Nigel Strathearn Bruce (born 30 November 1942) is a South African journalist and politician best known as the former editor of the Financial Mail. He later represented the Democratic Party (DP) and Democratic Alliance (DA) in the National Assembly from 1999 to 2004, serving the Gauteng constituency.

== Career in journalism ==
Bruce worked at the FM for over two decades and as its editor for 11 years. Sanlam named him Financial Journalist of the Year in 1980, and he was awarded the Free Market Foundation's Free Market Award – for his "campaigning for economic and personal liberty" – in 1996.

In mid-1996, Bruce denied reports that he was involved in an attempted takeover of a rival magazine, Finance Week. However, in November that year, he resigned from the FM shortly after one of his columnists, David Gleason, became the major shareholder of Finance Week. According to Bruce, his already tense relationship with the management of the Times Media Group, FM's stable, became untenable after he allowed Gleason to write a farewell column in the FM despite objections from management. His departure from FM was not cordial, and he was openly critical of the board and management at the Times Media Group and its owner, Johnnic Holdings. He was succeeded as editor by Peter Bruce (no relation).

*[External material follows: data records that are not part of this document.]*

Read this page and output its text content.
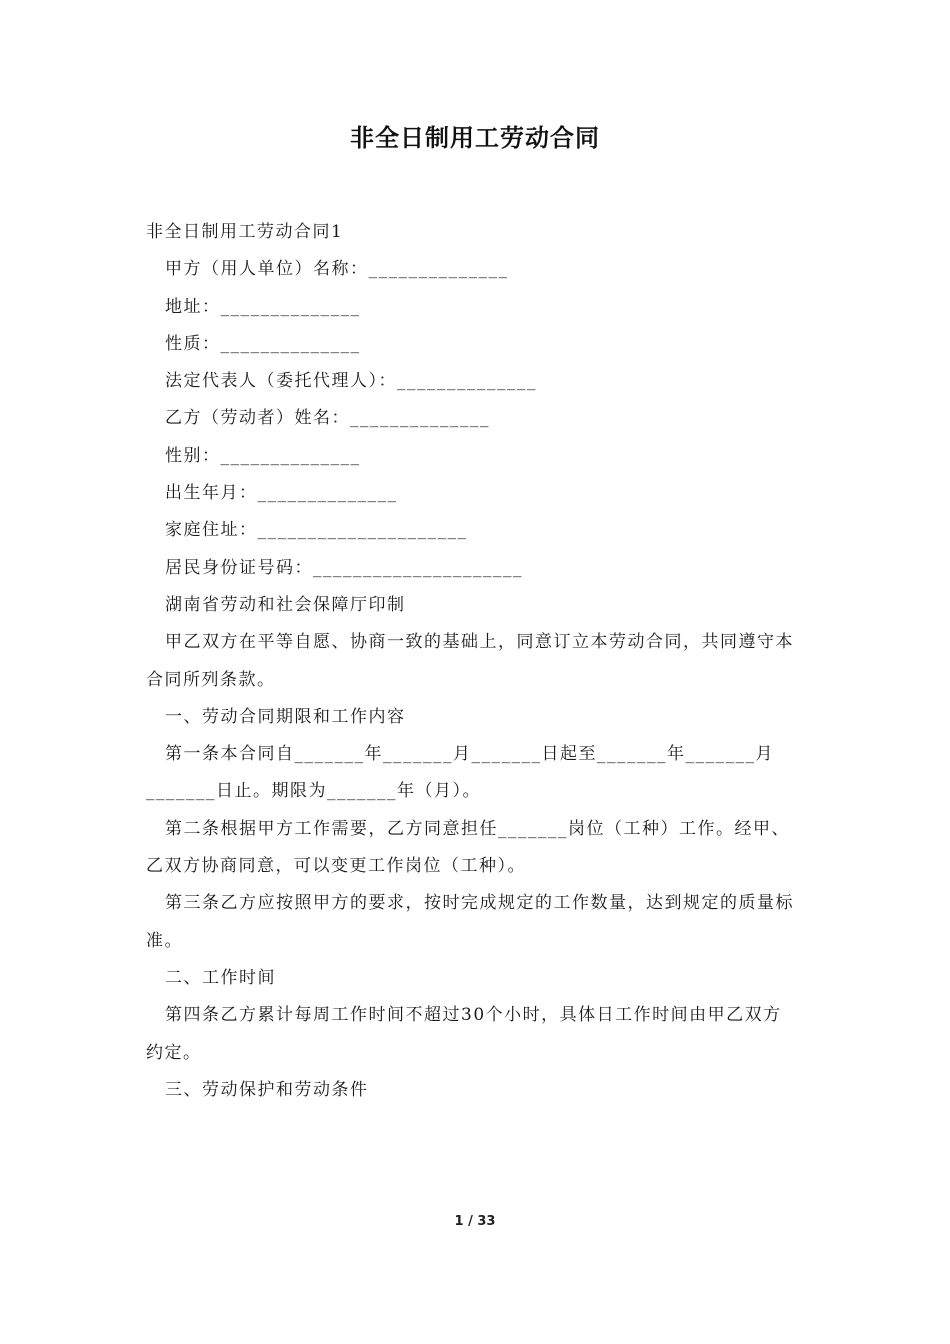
非全日制用工劳动合同
非全日制用工劳动合同1
甲方（用人单位）名称：______________
地址：______________
性质：______________
法定代表人（委托代理人）：______________
乙方（劳动者）姓名：______________
性别：______________
出生年月：______________
家庭住址：_____________________
居民身份证号码：_____________________
湖南省劳动和社会保障厅印制
甲乙双方在平等自愿、协商一致的基础上，同意订立本劳动合同，共同遵守本
合同所列条款。
一、劳动合同期限和工作内容
第一条本合同自_______年_______月_______日起至_______年_______月
_______日止。期限为_______年（月）。
第二条根据甲方工作需要，乙方同意担任_______岗位（工种）工作。经甲、
乙双方协商同意，可以变更工作岗位（工种）。
第三条乙方应按照甲方的要求，按时完成规定的工作数量，达到规定的质量标
准。
二、工作时间
第四条乙方累计每周工作时间不超过30个小时，具体日工作时间由甲乙双方
约定。
三、劳动保护和劳动条件
1 / 33
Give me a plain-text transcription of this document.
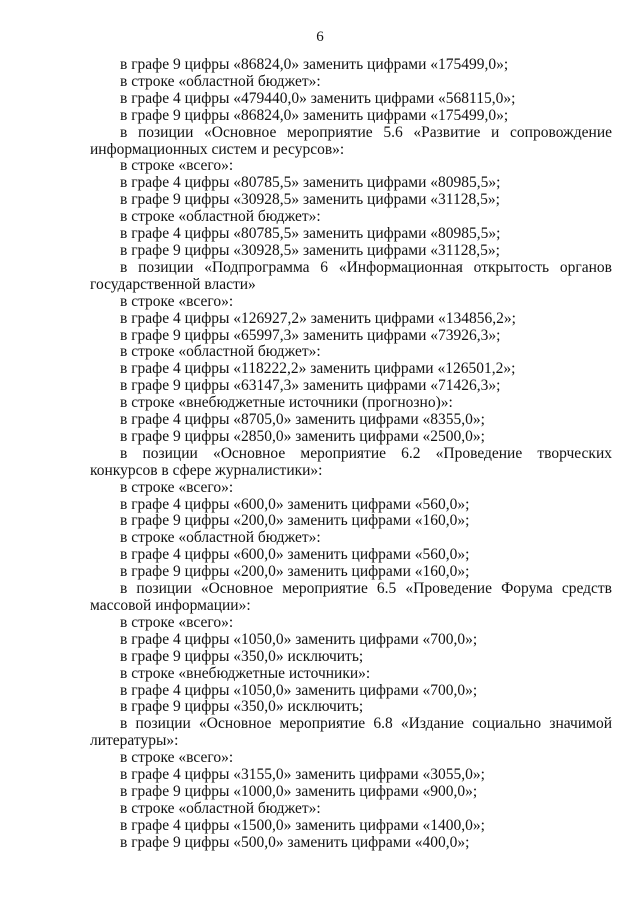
6

в графе 9 цифры «86824,0» заменить цифрами «175499,0»;

в строке «областной бюджет»:

в графе 4 цифры «479440,0» заменить цифрами «568115,0»;

в графе 9 цифры «86824,0» заменить цифрами «175499,0»;

в позиции «Основное мероприятие 5.6 «Развитие и сопровождение

информационных систем и ресурсов»:

в строке «всего»:

в графе 4 цифры «80785,5» заменить цифрами «80985,5»;

в графе 9 цифры «30928,5» заменить цифрами «31128,5»;

в строке «областной бюджет»:

в графе 4 цифры «80785,5» заменить цифрами «80985,5»;

в графе 9 цифры «30928,5» заменить цифрами «31128,5»;

в позиции «Подпрограмма 6 «Информационная открытость органов

государственной власти»

в строке «всего»:

в графе 4 цифры «126927,2» заменить цифрами «134856,2»;

в графе 9 цифры «65997,3» заменить цифрами «73926,3»;

в строке «областной бюджет»:

в графе 4 цифры «118222,2» заменить цифрами «126501,2»;

в графе 9 цифры «63147,3» заменить цифрами «71426,3»;

в строке «внебюджетные источники (прогнозно)»:

в графе 4 цифры «8705,0» заменить цифрами «8355,0»;

в графе 9 цифры «2850,0» заменить цифрами «2500,0»;

в позиции «Основное мероприятие 6.2 «Проведение творческих

конкурсов в сфере журналистики»:

в строке «всего»:

в графе 4 цифры «600,0» заменить цифрами «560,0»;

в графе 9 цифры «200,0» заменить цифрами «160,0»;

в строке «областной бюджет»:

в графе 4 цифры «600,0» заменить цифрами «560,0»;

в графе 9 цифры «200,0» заменить цифрами «160,0»;

в позиции «Основное мероприятие 6.5 «Проведение Форума средств

массовой информации»:

в строке «всего»:

в графе 4 цифры «1050,0» заменить цифрами «700,0»;

в графе 9 цифры «350,0» исключить;

в строке «внебюджетные источники»:

в графе 4 цифры «1050,0» заменить цифрами «700,0»;

в графе 9 цифры «350,0» исключить;

в позиции «Основное мероприятие 6.8 «Издание социально значимой

литературы»:

в строке «всего»:

в графе 4 цифры «3155,0» заменить цифрами «3055,0»;

в графе 9 цифры «1000,0» заменить цифрами «900,0»;

в строке «областной бюджет»:

в графе 4 цифры «1500,0» заменить цифрами «1400,0»;

в графе 9 цифры «500,0» заменить цифрами «400,0»;
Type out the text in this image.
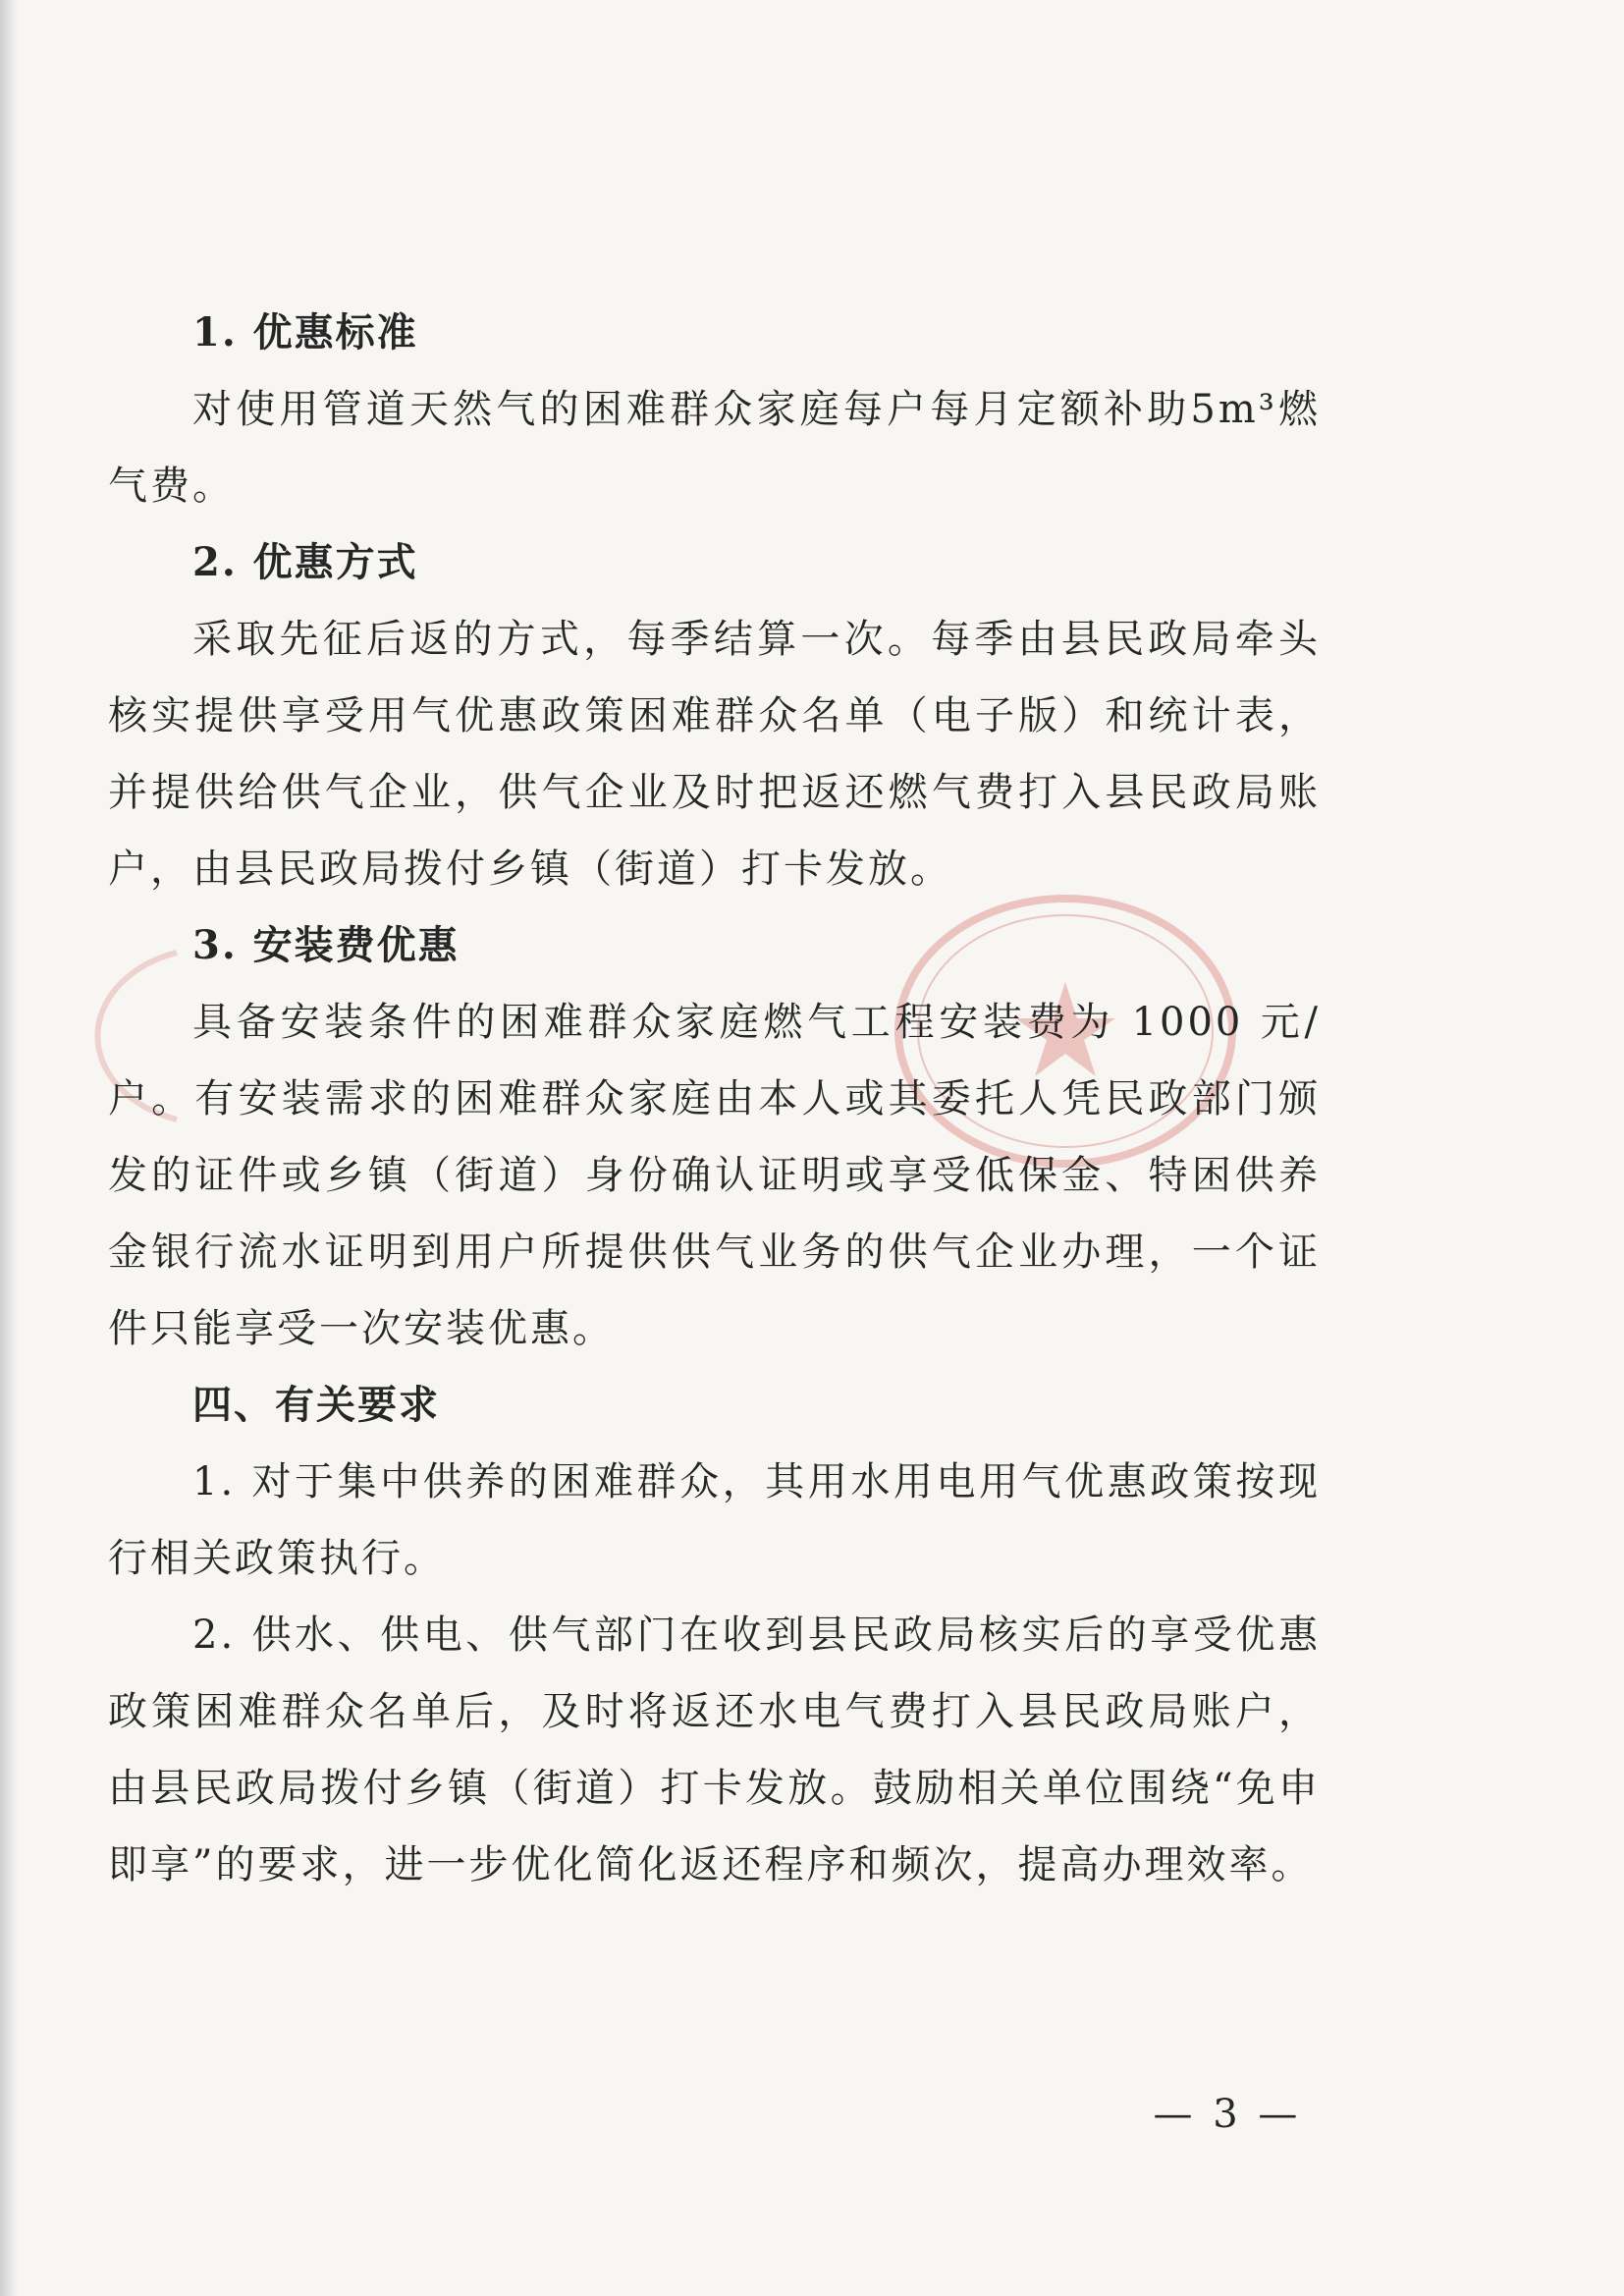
1. 优惠标准

对使用管道天然气的困难群众家庭每户每月定额补助5m³燃气费。

2. 优惠方式

采取先征后返的方式，每季结算一次。每季由县民政局牵头核实提供享受用气优惠政策困难群众名单（电子版）和统计表，并提供给供气企业，供气企业及时把返还燃气费打入县民政局账户，由县民政局拨付乡镇（街道）打卡发放。

3. 安装费优惠

具备安装条件的困难群众家庭燃气工程安装费为 1000 元/户。有安装需求的困难群众家庭由本人或其委托人凭民政部门颁发的证件或乡镇（街道）身份确认证明或享受低保金、特困供养金银行流水证明到用户所提供供气业务的供气企业办理，一个证件只能享受一次安装优惠。

四、有关要求

1. 对于集中供养的困难群众，其用水用电用气优惠政策按现行相关政策执行。

2. 供水、供电、供气部门在收到县民政局核实后的享受优惠政策困难群众名单后，及时将返还水电气费打入县民政局账户，由县民政局拨付乡镇（街道）打卡发放。鼓励相关单位围绕“免申即享”的要求，进一步优化简化返还程序和频次，提高办理效率。

— 3 —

Later in November, Bruce became the editor of Finance Week, as well as a shareholder. After the magazine was bought by Naspers, he was also appointed to edit a sister publication, Finansies & Tegniek. He resigned from both positions in February 1999.

== Political career ==
After resigning as editor, Bruce announced that he would stand as a candidate for the DP in the 1999 general election. He was elected to a seat in the National Assembly, representing the Gauteng constituency. After the DP formally launched the DA, a multi-party coalition in opposition, in 2000, Bruce was appointed as the DA's spokesman on trade and industry. He was also a member of the Standing Committee on Public Accounts; in April 2002, he was nominated for the chairmanship of the committee but lost in a vote to the New National Party's Francois Beukman. He left Parliament after the 2004 general election, in which he was placed in an unelectable position on the DA's party list.

At the DA's federal congress in November 2004, Bruce and Sheila Camerer were awarded the party's annual award for fundraising efforts. He later served as chairperson of the DA's international ancillary, the DA Abroad, until 2021.